Based on a service that the cloud is offering, we are speaking of either:

Infrastructure as a Service (IaaS) means you're buying access to raw computing hardware over the Net, such as servers or storage. Since you buy what you need and pay-as-you-go, this is often referred to as utility computing. Ordinary web hosting is a simple example of IaaS: you pay a monthly subscription or a per-megabyte/gigabyte fee to have a hosting company serve up files for your website from their servers.

Software as a Service (SaaS) means you use a complete application running on someone else's system. Web-based email and Google Documents are perhaps the best-known examples. Zoho is another well-known SaaS provider offering a variety of office applications online.

Platform as a Service (PaaS) means you develop applications using Web-based tools so they run on systems software and hardware provided by another company. So, for example, you might develop your own ecommerce website but have the whole thing, including the shopping cart, checkout, and payment mechanism running on a merchant's server. Google App Engine are examples of PaaS.

And also we have many services such as Storage, Database, Information, Process, Application, Integration, Security, Management, Testing-as-a-service.

Advantages of Cloud Computing

•Lower upfront costs and reduced infrastructure costs.
•Easy to grow your applications.
•Scale up or down at short notice.
•Only pay for what you use.
•Everything managed under SLAs.
•Overall environmental benefit (lower carbon emissions) of many users efficiently sharing large systems.

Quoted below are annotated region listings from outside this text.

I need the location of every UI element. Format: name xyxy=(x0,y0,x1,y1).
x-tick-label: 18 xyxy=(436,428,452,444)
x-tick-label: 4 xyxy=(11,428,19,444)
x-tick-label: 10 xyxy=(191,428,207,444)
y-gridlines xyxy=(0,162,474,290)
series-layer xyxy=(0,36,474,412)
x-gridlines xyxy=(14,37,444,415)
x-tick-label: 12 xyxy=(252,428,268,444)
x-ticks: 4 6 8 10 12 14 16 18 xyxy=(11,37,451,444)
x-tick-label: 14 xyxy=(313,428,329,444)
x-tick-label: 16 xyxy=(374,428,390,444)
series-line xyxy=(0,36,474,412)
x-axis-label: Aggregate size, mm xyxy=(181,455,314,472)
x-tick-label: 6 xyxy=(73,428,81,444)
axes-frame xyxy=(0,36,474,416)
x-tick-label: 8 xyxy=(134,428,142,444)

Drawbacks of Cloud Computing

•Higher ongoing operating costs. Could cloud systems work out more expensive?
•Greater dependency on service providers. Can you get problems resolved quickly, even with SLAs?
•Risk of being locked into proprietary or vendor-recommended systems? How easily can you migrate to another system or service provider if you need to?
•What happens if your supplier suddenly decides to stop supporting a product or system you've come to depend on?
•Potential privacy and security risks of putting valuable data on someone else's system in an unknown location?
•If lots of people migrate to the cloud, where they're no longer free to develop neat and whizzy new things, what does that imply for the future development of the Internet?
•Dependency on a reliable Internet connection.